# Mma gloves



## teflondon (Aug 24, 2011)

For anyone that trains mma, looking for advice on buying a half decent set of gloves for sparring. Gonna be sparring twice a week. Just clueless with what to buy


----------



## VeNuM (Aug 14, 2011)

I own a pair of these

http://compare.ebay.co.uk/like/250992840223?var=lv&ltyp=AllFixedPriceItemTypes&var=sbar&adtype=pla

Sexual, and well made, all the other pais ive had fall apart to easy


----------



## Hendrix (Sep 16, 2009)

http://www.ebay.co.uk/itm/LARGE-RDX-Grappling-Gloves-MMA-UFC-Boxing-Cage-NHB-BJJ-/380170867898?pt=UK_SportingGoods_Boxing_RL&hash=item5883f314ba

I have a pair of these, I use for bag work cardio.


----------



## jazzmc (Oct 14, 2011)

Couple of Guys at the training have RDX gloves,going to get some for myself as they look good quality plus look smart


----------



## teflondon (Aug 24, 2011)

Tempted to go with the rdx if they r decent. Don't wanna splash out big money just yet on dearer ones just for sparring.
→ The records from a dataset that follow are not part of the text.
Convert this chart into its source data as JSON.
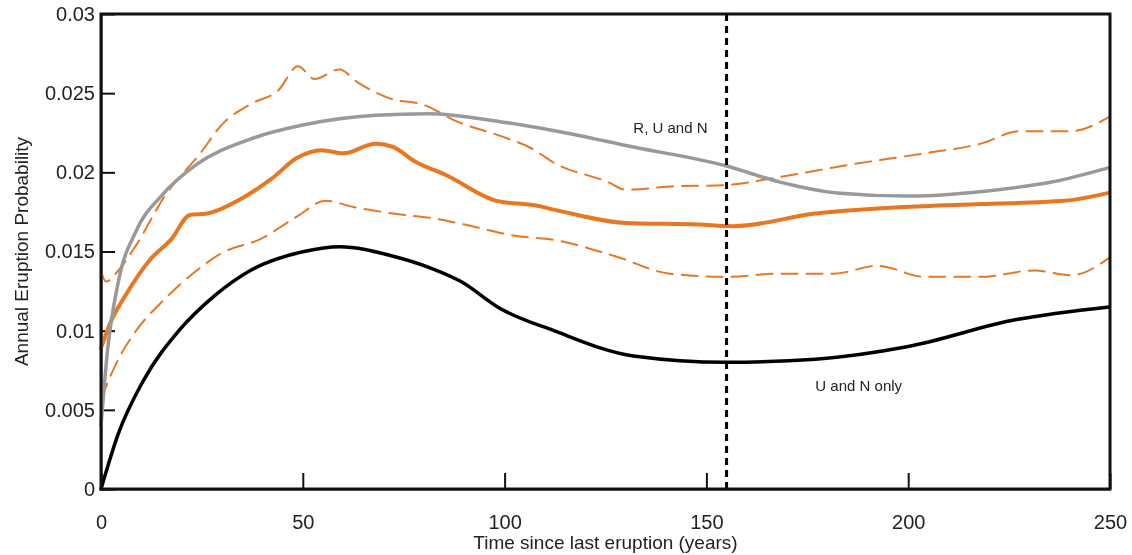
{
  "chart_data": {
    "type": "line",
    "xlabel": "Time since last eruption (years)",
    "ylabel": "Annual Eruption Probability",
    "xlim": [
      0,
      250
    ],
    "ylim": [
      0,
      0.03
    ],
    "xticks": [
      0,
      50,
      100,
      150,
      200,
      250
    ],
    "yticks": [
      0,
      0.005,
      0.01,
      0.015,
      0.02,
      0.025,
      0.03
    ],
    "grid": false,
    "legend": false,
    "marker": "none",
    "ref_lines": [
      {
        "axis": "x",
        "value": 155,
        "color": "#000000",
        "line_style": "dashed"
      }
    ],
    "series": [
      {
        "color": "#e87722",
        "line_style": "dashed",
        "x": [
          0,
          1.2,
          4.3,
          8.7,
          15.8,
          24.6,
          29.9,
          37,
          44,
          48.8,
          52.9,
          59.1,
          63.5,
          72.4,
          79.5,
          88.3,
          98.9,
          106,
          113,
          125.5,
          130,
          140.9,
          155,
          168,
          186,
          204,
          217.8,
          227.7,
          240.4,
          249.8
        ],
        "values": [
          0.0138,
          0.0131,
          0.0138,
          0.0154,
          0.0185,
          0.0212,
          0.023,
          0.0243,
          0.0252,
          0.0267,
          0.0259,
          0.0265,
          0.0257,
          0.0246,
          0.0243,
          0.0232,
          0.0223,
          0.0216,
          0.0205,
          0.0194,
          0.0189,
          0.0191,
          0.0192,
          0.0197,
          0.0205,
          0.0212,
          0.0218,
          0.0226,
          0.0226,
          0.0235
        ]
      },
      {
        "color": "#e87722",
        "line_style": "dashed",
        "x": [
          0,
          4.3,
          8.7,
          15.8,
          23.7,
          29.9,
          39.6,
          48.5,
          55.6,
          62.7,
          72.4,
          82.1,
          90.1,
          102.5,
          113,
          127.4,
          140.9,
          155,
          168,
          181.6,
          192.4,
          204,
          217.8,
          231.3,
          240.4,
          249.8
        ],
        "values": [
          0.0057,
          0.0082,
          0.01,
          0.012,
          0.0138,
          0.0149,
          0.0158,
          0.0172,
          0.0182,
          0.0178,
          0.0174,
          0.0171,
          0.0167,
          0.016,
          0.0157,
          0.0147,
          0.0136,
          0.0134,
          0.0136,
          0.0136,
          0.0141,
          0.0134,
          0.0134,
          0.0138,
          0.0135,
          0.0146
        ]
      },
      {
        "color": "#e87722",
        "line_style": "solid",
        "x": [
          0,
          2.5,
          6,
          12.2,
          17.5,
          22,
          26.3,
          35.2,
          42.3,
          48.5,
          54.7,
          60,
          68,
          72.4,
          77.7,
          85.7,
          98,
          107.8,
          113,
          130,
          148,
          156.7,
          177,
          197.9,
          217.8,
          238.6,
          249.8
        ],
        "values": [
          0.0089,
          0.0106,
          0.0122,
          0.0145,
          0.0158,
          0.0173,
          0.0174,
          0.0184,
          0.0196,
          0.0209,
          0.0214,
          0.0212,
          0.0218,
          0.0216,
          0.0207,
          0.0198,
          0.0182,
          0.0179,
          0.0176,
          0.0168,
          0.0167,
          0.0166,
          0.0174,
          0.0178,
          0.018,
          0.0182,
          0.0187
        ]
      },
      {
        "name": "R, U and N",
        "color": "#999999",
        "line_style": "solid",
        "x": [
          0,
          1.6,
          4.3,
          8.7,
          14.9,
          23.7,
          37,
          50.3,
          68,
          81.2,
          98.9,
          113,
          131.9,
          155,
          168,
          182.4,
          200,
          222.3,
          235.8,
          249.8
        ],
        "values": [
          0.004,
          0.0087,
          0.0131,
          0.0163,
          0.0185,
          0.0205,
          0.0221,
          0.023,
          0.0236,
          0.0237,
          0.0232,
          0.0226,
          0.0216,
          0.0204,
          0.0194,
          0.0187,
          0.0185,
          0.0189,
          0.0194,
          0.0203
        ]
      },
      {
        "name": "U and N only",
        "color": "#000000",
        "line_style": "solid",
        "x": [
          0,
          4.3,
          10.4,
          19.3,
          28.1,
          37,
          50.3,
          59.1,
          72.4,
          81.2,
          89.2,
          98.9,
          112.2,
          131.9,
          155,
          177,
          200,
          226.8,
          249.8
        ],
        "values": [
          0,
          0.0035,
          0.0068,
          0.01,
          0.0122,
          0.0138,
          0.015,
          0.0153,
          0.0147,
          0.014,
          0.0131,
          0.0114,
          0.01,
          0.0084,
          0.008,
          0.0082,
          0.009,
          0.0107,
          0.0115
        ]
      }
    ]
  }
}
As I've only done mma since january


----------



## Uk_mb (Feb 18, 2011)

VeNuM said:


> I own a pair of these
> 
> http://compare.ebay.co.uk/like/250992840223?var=lv<yp=AllFixedPriceItemTypes&var=sbar&adtype=pla
> 
> Sexual, and well made, all the other pais ive had fall apart to easy


wow, they are sexual !


----------



## teflondon (Aug 24, 2011)

Uk_mb said:


> wow, they are sexual !


I'll second that. The brazil ones r amazing looking too. Thinking of maybe the ice White version @ 30 quid. Between them and rdx @ 22. R they worth the difference


----------



## DazG (Aug 3, 2012)

You wanna get some mma sparring gloves where your fingers pop out so you can grapple and roll in them


----------